McIver lowered his eyes and blinked. He stared into Wilson’s face. ‘Boss?’ he said as though seeing Wilson for the first time.
‘How are you, Ron?’
‘They say I’m mad, Boss.’ He laughed. ‘The Doc says that I have psychotic depression, whatever that is. I suppose you’ve got to be mad to kill two people.’
Wilson leaned forward and put his two hands on the table. ‘It wasn’t your fault. The job eats people. You can blame the job, and me.’
McIver’s brow furrowed. ‘Why should I blame you? I killed them on my own. It was our job to put people like me away.’
‘It was my job to take care of you, and I didn’t do my job properly. So in a way I’m responsible for you being here.’
McIver laughed. ‘You have a weird sense of humour, Boss. I’m going down, and I deserve it. They want to believe that I was hearing voices and shit like that. I don’t know whether they’re right or wrong about the voices, but I know I did wrong, and I’m ready to accept the
punishment. I’m only sorry that they can’t hang me.’
‘You can’t go to prison, Ron.’
‘Why not, Boss? My life is finished.
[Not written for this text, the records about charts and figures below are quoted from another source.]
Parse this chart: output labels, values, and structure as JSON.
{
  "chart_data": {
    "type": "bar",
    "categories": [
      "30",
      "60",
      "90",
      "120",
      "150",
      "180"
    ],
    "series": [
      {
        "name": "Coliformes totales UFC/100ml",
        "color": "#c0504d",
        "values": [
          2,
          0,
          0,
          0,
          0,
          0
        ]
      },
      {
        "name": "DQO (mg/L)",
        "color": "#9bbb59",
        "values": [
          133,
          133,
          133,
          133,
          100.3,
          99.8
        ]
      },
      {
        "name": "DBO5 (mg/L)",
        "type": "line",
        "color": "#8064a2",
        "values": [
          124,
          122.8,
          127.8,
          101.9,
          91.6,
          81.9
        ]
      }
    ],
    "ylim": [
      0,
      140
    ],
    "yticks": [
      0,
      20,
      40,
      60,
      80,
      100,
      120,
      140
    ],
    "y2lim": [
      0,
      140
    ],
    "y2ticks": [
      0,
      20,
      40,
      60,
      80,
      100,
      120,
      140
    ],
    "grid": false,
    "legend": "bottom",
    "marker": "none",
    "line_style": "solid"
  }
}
I have no job, no wife. I can’t go back to the house. For Christ’s sake why don’t they just help me finish things?’
‘The doctors are right. You’re ill. I don’t know about the psychotic depression, but you are certainly ill. They’ll make you better. You’ll be able to return to some kind of life. You won’t be back to the job, but we’ll make sure that you get whatever you’re entitled to. There is a future.’
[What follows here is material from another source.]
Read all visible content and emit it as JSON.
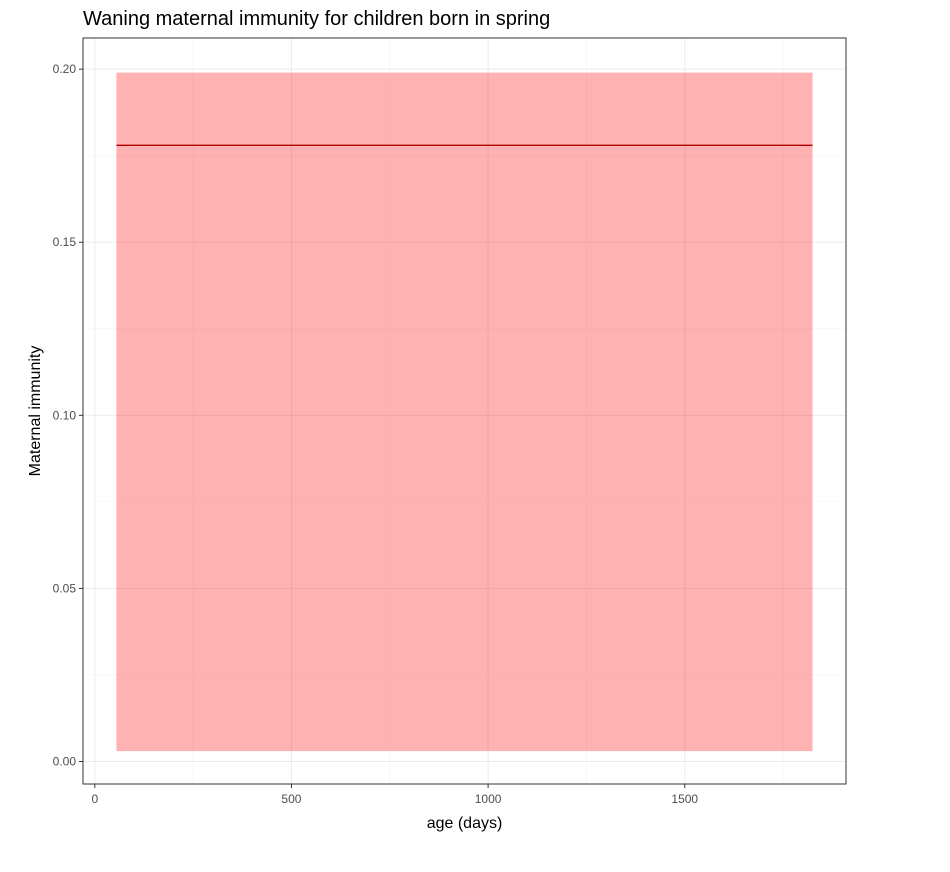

‘Will they bring Mary back?’
‘They’re doctors not Gods,’ Wilson said. ‘But they will heal you. The person you killed wasn’t Mary. She was already gone from that body.’
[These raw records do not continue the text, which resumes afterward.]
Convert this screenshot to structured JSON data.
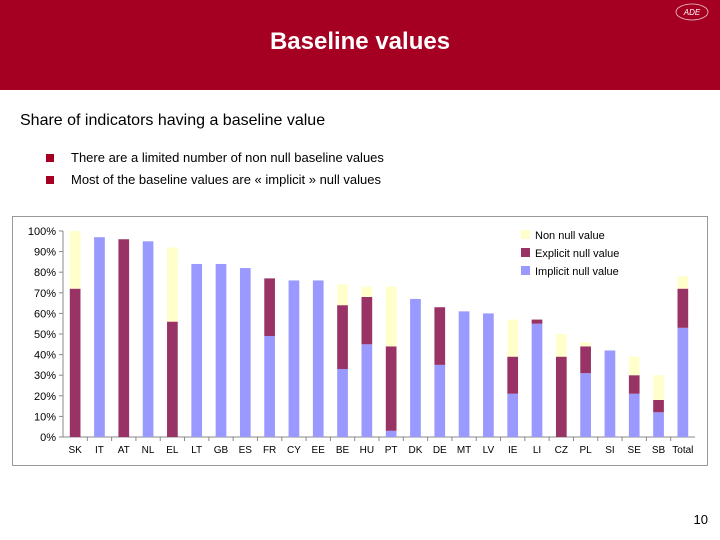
{
  "header": {
    "title": "Baseline values",
    "logo_text": "ADE"
  },
  "subtitle": "Share of indicators having a baseline value",
  "bullets": [
    "There are a limited number of non null baseline values",
    "Most of the baseline values are « implicit » null values"
  ],
  "page_number": "10",
  "colors": {
    "header": "#a50021",
    "non_null": "#ffffcc",
    "explicit_null": "#993366",
    "implicit_null": "#9999ff"
  },
  "chart_data": {
    "type": "bar",
    "stacked": true,
    "categories": [
      "SK",
      "IT",
      "AT",
      "NL",
      "EL",
      "LT",
      "GB",
      "ES",
      "FR",
      "CY",
      "EE",
      "BE",
      "HU",
      "PT",
      "DK",
      "DE",
      "MT",
      "LV",
      "IE",
      "LI",
      "CZ",
      "PL",
      "SI",
      "SE",
      "SB",
      "Total"
    ],
    "series": [
      {
        "name": "Implicit null value",
        "color": "#9999ff",
        "values": [
          0,
          97,
          0,
          95,
          0,
          84,
          84,
          82,
          49,
          76,
          76,
          33,
          45,
          3,
          67,
          35,
          61,
          60,
          21,
          55,
          0,
          31,
          42,
          21,
          12,
          53
        ]
      },
      {
        "name": "Explicit null value",
        "color": "#993366",
        "values": [
          72,
          0,
          96,
          0,
          56,
          0,
          0,
          0,
          28,
          0,
          0,
          31,
          23,
          41,
          0,
          28,
          0,
          0,
          18,
          2,
          39,
          13,
          0,
          9,
          6,
          19
        ]
      },
      {
        "name": "Non null value",
        "color": "#ffffcc",
        "values": [
          28,
          0,
          0,
          0,
          36,
          0,
          0,
          0,
          0,
          0,
          0,
          10,
          5,
          29,
          0,
          0,
          0,
          0,
          18,
          0,
          11,
          2,
          0,
          9,
          12,
          6
        ]
      }
    ],
    "ylim": [
      0,
      100
    ],
    "yticks": [
      "0%",
      "10%",
      "20%",
      "30%",
      "40%",
      "50%",
      "60%",
      "70%",
      "80%",
      "90%",
      "100%"
    ],
    "legend_position": "top-right",
    "grid": false
  }
}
Tears started to roll down McIver’s face. ‘Help me, Boss. Help me.’
Wilson stood up and moved to the other side of the table. He lifted McIver out of his seat and hugged him. ‘I’m sorry, Ron. I’m sorry I let you down. Let me make it up to you. Let Kate organise the hospital. Get better. If you don’t do it for yourself, then do it for me.’ McIver convulsed in his arms, and he could feel wet tears on his shirt.
There was a knock at the door.
‘Will you let Kate handle it?’ Wilson asked. He stood back and McIver’s head came away from his chest. He looked into his former colleague’s eyes. ‘Just do what she tells you.’
‘OK, Boss. I’ll try.’
The door opened, and the uniformed officer entered. ‘The van’s outside. Time to go,’ he said coming forward to handcuff McIver.
‘I won’t let you down again,’ Wilson said.
McIver didn’t reply but smiled wanly. He followed the officer out of the room.
Wilson sat heavily on the wooden chair. He didn’t like the psychological stuff, and he wondered whether he had hit the right note with McIver. Whatever the future was he had tried his best. He stood up and left the small room. His feet felt heavy as he walked down the corridor towards the reception area. He thought about Kate and their new means of communication. What would happen when Helen wasn’t there?